コーヒーを飲みながら一息ついていると「やってるか~い?」とバンジョーを抱えた爺さんが入って来た。「ここは若者専用のお店なんですけどね」と笑顔でアメリカンジョークを返す店員さん。どうやら御馴染みの人のようだ。店の前で爺さんの演奏が始まる。写真で撮っていいものかと決めあぐねていると「撮りなよ」と言って帽子をかぶりだす。絵になる爺さんは「これはニューオリンズの音楽だよ」と言いながら演奏を続ける。まるで自分たちがそこから来たのを知ってるかのような選曲に少し驚いた。

気が付けば日が暮れそうな時間になっていた。ロズウェルでの短い滞在を惜しみつつ、再びメキシコ国境の町へと車を走らせた。
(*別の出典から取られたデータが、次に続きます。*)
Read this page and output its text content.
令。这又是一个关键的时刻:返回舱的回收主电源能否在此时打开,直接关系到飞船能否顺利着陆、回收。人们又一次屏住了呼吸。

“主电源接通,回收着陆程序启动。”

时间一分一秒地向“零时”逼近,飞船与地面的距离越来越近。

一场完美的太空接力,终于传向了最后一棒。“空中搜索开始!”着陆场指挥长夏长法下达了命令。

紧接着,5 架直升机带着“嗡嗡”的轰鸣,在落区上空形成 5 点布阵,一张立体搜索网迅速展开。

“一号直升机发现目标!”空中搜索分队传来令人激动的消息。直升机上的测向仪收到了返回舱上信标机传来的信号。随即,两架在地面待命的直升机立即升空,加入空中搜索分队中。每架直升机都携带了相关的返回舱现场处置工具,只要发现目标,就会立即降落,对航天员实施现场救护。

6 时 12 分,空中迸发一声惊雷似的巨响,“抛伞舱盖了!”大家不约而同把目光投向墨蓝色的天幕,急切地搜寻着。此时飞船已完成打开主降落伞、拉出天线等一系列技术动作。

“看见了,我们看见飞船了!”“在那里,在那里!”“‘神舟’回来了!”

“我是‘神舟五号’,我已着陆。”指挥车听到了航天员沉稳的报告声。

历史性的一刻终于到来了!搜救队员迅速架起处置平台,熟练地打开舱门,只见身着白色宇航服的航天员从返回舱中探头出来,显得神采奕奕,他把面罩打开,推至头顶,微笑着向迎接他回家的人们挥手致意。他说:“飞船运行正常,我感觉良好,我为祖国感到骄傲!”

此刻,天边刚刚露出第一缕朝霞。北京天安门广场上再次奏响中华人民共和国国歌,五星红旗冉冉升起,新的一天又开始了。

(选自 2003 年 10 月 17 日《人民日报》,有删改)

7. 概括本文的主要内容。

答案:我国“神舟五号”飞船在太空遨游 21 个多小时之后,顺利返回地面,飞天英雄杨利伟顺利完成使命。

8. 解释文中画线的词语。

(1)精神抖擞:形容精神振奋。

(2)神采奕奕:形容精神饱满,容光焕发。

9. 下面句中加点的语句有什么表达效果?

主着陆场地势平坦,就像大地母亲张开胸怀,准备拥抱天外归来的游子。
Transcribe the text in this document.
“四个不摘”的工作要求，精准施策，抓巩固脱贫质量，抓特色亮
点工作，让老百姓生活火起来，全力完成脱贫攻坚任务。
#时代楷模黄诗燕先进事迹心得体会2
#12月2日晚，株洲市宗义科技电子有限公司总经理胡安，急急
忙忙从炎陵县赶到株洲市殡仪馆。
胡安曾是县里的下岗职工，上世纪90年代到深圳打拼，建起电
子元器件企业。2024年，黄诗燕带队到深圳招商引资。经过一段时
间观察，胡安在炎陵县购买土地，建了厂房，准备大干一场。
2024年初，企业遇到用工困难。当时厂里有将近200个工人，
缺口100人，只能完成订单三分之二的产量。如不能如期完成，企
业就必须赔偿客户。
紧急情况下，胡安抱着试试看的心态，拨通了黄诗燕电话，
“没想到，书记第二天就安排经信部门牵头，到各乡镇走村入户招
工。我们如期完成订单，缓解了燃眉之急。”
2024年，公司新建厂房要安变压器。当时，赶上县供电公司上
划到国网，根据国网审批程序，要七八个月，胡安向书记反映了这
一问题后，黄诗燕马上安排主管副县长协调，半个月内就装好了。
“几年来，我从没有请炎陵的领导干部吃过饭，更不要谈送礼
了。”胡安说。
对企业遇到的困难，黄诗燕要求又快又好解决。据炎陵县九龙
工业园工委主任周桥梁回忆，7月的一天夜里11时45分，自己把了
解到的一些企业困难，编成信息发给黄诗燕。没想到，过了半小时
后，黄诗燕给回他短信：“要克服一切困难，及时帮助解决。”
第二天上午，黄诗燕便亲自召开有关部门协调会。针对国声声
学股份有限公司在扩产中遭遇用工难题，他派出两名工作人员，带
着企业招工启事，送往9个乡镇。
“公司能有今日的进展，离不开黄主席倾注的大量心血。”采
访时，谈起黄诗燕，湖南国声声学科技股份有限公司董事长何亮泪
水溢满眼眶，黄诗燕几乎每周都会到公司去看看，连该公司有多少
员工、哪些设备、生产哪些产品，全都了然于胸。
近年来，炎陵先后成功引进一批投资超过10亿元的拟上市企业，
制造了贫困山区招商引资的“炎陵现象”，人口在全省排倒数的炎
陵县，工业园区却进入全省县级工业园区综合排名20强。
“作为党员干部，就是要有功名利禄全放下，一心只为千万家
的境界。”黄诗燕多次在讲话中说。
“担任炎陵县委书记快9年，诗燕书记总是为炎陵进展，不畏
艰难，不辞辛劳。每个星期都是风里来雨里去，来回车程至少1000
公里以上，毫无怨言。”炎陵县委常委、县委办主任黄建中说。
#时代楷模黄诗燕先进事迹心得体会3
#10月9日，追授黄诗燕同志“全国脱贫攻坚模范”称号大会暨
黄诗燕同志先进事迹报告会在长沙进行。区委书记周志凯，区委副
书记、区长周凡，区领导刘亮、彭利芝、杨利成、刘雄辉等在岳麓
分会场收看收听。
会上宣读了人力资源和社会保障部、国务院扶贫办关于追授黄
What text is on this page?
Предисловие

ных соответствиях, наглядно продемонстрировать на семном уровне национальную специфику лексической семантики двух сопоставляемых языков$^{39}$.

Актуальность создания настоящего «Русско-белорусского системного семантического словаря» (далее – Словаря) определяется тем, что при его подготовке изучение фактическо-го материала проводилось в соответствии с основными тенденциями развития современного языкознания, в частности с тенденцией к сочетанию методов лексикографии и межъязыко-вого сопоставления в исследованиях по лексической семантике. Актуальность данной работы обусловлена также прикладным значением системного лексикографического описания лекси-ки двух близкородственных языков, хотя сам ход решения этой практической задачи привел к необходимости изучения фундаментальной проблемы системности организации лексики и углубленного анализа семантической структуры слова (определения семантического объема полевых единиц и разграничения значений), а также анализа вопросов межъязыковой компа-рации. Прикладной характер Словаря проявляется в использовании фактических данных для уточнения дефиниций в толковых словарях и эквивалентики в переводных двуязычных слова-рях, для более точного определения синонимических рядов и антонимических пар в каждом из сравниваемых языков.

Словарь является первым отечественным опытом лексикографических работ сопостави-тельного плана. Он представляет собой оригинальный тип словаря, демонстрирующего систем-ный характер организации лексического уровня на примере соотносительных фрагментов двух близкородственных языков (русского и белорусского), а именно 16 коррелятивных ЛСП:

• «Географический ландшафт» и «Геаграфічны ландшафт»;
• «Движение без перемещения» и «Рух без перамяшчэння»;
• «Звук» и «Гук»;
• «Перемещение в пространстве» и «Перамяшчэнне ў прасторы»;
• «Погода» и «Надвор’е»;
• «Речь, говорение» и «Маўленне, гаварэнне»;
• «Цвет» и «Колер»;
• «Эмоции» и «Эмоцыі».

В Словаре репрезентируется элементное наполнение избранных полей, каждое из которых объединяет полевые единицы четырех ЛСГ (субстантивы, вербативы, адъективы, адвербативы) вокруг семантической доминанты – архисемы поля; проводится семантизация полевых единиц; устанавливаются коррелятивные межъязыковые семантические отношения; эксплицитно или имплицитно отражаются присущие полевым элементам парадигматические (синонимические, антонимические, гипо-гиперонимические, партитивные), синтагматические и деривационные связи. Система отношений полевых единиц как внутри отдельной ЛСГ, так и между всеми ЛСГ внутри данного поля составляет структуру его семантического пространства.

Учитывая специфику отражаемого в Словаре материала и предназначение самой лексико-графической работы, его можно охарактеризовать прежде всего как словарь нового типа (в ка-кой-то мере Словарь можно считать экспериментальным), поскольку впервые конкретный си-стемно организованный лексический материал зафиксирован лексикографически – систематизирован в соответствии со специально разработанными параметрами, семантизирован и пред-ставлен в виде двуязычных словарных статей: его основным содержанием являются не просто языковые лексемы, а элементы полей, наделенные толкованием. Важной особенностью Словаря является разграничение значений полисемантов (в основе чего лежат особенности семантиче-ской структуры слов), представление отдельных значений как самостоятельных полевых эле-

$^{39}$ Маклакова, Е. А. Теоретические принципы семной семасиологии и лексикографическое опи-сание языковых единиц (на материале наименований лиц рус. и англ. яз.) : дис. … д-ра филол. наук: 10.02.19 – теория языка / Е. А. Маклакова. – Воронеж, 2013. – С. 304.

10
今日泊まる宿を探しながら、流れるニューメキシコ州の風景を眺めていた。ここまでとは少し違ってバラエティに富んでいて面白い。荒野もあれば森もある。

リンカーン国立森林公園を抜ける間にあたりが暗くなり始めたので、森を抜けた先にあるアラモゴードという町で泊まることにした。この町には“ビデオゲームの墓場”がある。伝説のクソゲー『E.T.』(もちろんスピルバーグの映画が元ネタ)が全く売れずに、制作元のアタリ社倒産がきっかけで“ビデオゲームの墓場”ができあがった。このクソゲーム史の一望は『アタリ・ゲームオーバー』というドキュメンタリー映画でご確認いただきたい。

この日は昔からやっているいい雰囲気のモーテルに泊まった。晩御飯を食べてモーテルに戻ると、おばちゃんが「お帰りなさい。おやすみ」と声をかけてくれる。部屋に戻りテレビをつけると『X-FILES』がやっていた。幼い僕たちの脳内にロズウェルという単語を刷り込んだ元凶だ。タイミング良すぎるだろと思われるかもしれないけれど本当のことである。